2014 marked the first time I saw Gaga perform live at the TD Garden, and I had every intention of making it a celebratory experience. I glued real (surprisingly heavy) seashells over a skimpy top to mimic her Aphrodite seashell bikini, adorning it with fake pearls and rhinestones for extra glitz. When people asked if the seashells were real, I’d rap my knuckles on them with pride to demonstrate that they weren’t cheap-o plastic imitations. Even weeks after the show, the remnants from my outfit (namely the pearls) would turn up in my bed, my laundry, and my shoes.

Vicki Gaga

Before the show, I posed with my friend in the photo booth, prominently displaying my shoddy gluegun fashion handiwork, and signed a book for fans that Gaga supposedly read after every tour.

“She wants to know what your bravest moment is,” the tour employee said to me, handing the enormous scrapbook over.

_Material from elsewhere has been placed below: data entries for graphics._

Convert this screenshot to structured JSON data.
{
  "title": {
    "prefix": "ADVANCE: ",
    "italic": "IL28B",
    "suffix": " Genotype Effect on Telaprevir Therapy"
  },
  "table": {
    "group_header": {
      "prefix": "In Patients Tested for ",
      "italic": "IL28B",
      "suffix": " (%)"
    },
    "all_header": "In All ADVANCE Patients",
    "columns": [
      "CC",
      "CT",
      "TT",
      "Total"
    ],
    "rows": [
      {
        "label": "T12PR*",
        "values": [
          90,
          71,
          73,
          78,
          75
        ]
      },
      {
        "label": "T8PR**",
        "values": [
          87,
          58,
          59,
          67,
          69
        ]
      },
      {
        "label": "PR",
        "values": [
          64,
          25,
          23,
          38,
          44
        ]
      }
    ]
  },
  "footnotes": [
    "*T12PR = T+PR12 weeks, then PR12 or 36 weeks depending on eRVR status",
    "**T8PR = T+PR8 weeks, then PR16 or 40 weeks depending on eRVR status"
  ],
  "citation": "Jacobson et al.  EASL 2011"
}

I wrote an emotional note explaining my own hardships from the past year, thanked her for her strength, and signed it with a Yves Saint Laurent lipstick kiss. After telling her my secrets, I not only felt closer to her than ever, but I felt like she cared about me more than ever.

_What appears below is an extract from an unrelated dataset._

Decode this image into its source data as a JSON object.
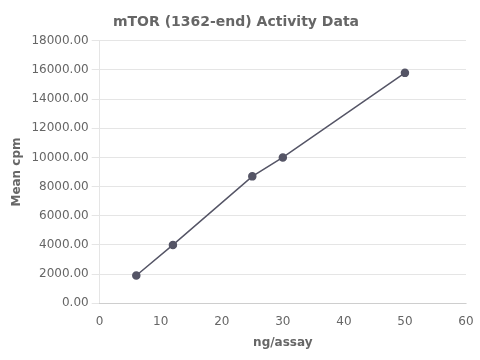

When the lights dimmed that night, I was allowed to be a lot of things in public that I usually had to keep to myself.

Even at 19, miming every word to “G.U.Y.” was the first time I had ever allowed myself to be sexy in public. I was allowed to be angry and frustrated about how I felt life had wronged me as I ground my heels into the cement and snarled during “Aura” and “Swine.” But most importantly, I was allowed to be sick and in recovery without being embarrassed or ashamed of the pitfall that had been thrust upon me in the past year.

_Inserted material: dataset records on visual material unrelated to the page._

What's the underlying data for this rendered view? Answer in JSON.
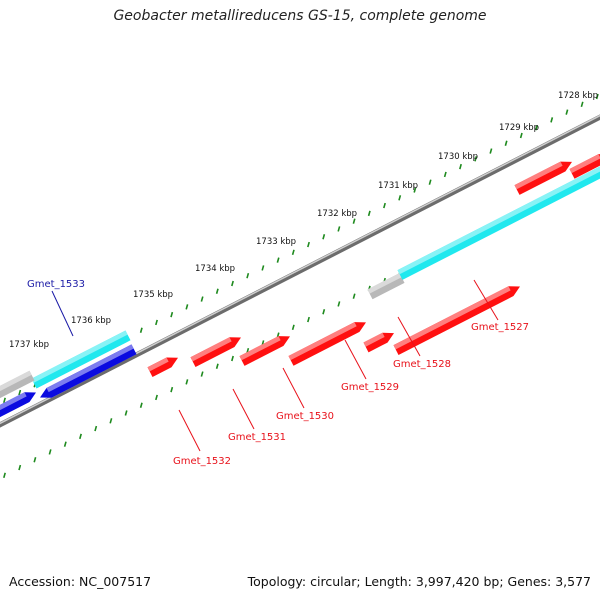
{
  "title": "Geobacter metallireducens GS-15, complete genome",
  "footer": {
    "accession": "Accession: NC_007517",
    "genome_info": "Topology: circular; Length: 3,997,420 bp; Genes: 3,577"
  },
  "ticks": [
    "1728 kbp",
    "1729 kbp",
    "1730 kbp",
    "1731 kbp",
    "1732 kbp",
    "1733 kbp",
    "1734 kbp",
    "1735 kbp",
    "1736 kbp",
    "1737 kbp"
  ],
  "genes": [
    {
      "id": "Gmet_1527",
      "color": "#e8121b"
    },
    {
      "id": "Gmet_1528",
      "color": "#e8121b"
    },
    {
      "id": "Gmet_1529",
      "color": "#e8121b"
    },
    {
      "id": "Gmet_1530",
      "color": "#e8121b"
    },
    {
      "id": "Gmet_1531",
      "color": "#e8121b"
    },
    {
      "id": "Gmet_1532",
      "color": "#e8121b"
    },
    {
      "id": "Gmet_1533",
      "color": "#1a1aa6"
    }
  ],
  "colors": {
    "forward_cds": "#ff1010",
    "reverse_cds": "#0b0be0",
    "rna": "#20e8ee",
    "other": "#b8b8b8",
    "backbone": "#808080",
    "ticks": "#1e8a1e"
  }
}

Girls — young, old, of any age, really — probably felt on Monday night the same way as “Dangerous Woman” and “Into You” echoed in the Manchester Arena while they struggled to dance in heels for the first time.

To this day, I find myself in very few situations where it’s socially acceptable to be sick or even insinuate that you’re not doing well. It’s a reality that many young men and women of different backgrounds and identities have to face (and often, keep to themselves) on a regular basis.

As per tradition of the long line of pop stars that have come before her, Lady Gaga concerts remain a pop culture sanctuary, welcoming not only the self-described misfits, but also every other person who has a part of themselves that’s socially “improper” to tell people about. And while attending these pop shows are important for everyone involved, the impression it leaves on young girls — especially those who are taught to keep their legs crossed, back straight, and mouth closed at all times — is invaluable in being able develop and embrace who you really are and the bullshit you’ve had to push through.

As hated as the phrase has become in 2017, these concerts are meant to be “safe spaces,” both literally and figuratively for fans. With a single event on May 22, that notion has been torn to shreds, as Grande fearfully cancelled the remainder of her European tour and concertgoers are not forced to be more weary — or just skip concerts altogether out of concerns for their safety.

There are no doubt countless mothers around the world who are today deciding against allowing their young daughters to go see their heroes on stage. And those girls will be missing out on one of their life’s most transformative experiences. Everyone remembers their first concert. You’re likely thinking back on yours as you read this.

Where I and many others have the privilege to sit and recollect the details of my first and then favorite concert, the victims of last night will never be able to do the same. The survivors will always have a tarnished view of that show, and maybe even their idol. Suddenly, safety has become a luxury instead of right or expectation. This isn’t how it should be.

As many people have been forced to remind themselves recently in the turbulent climate of current events, we have to take time to emphasize that this is not normal, nor should it be. Because every girl should have the chance to smile as she wakes up the next morning with memories (not to mention pearls and rhinestones) from last night’s pop show dancing in her head.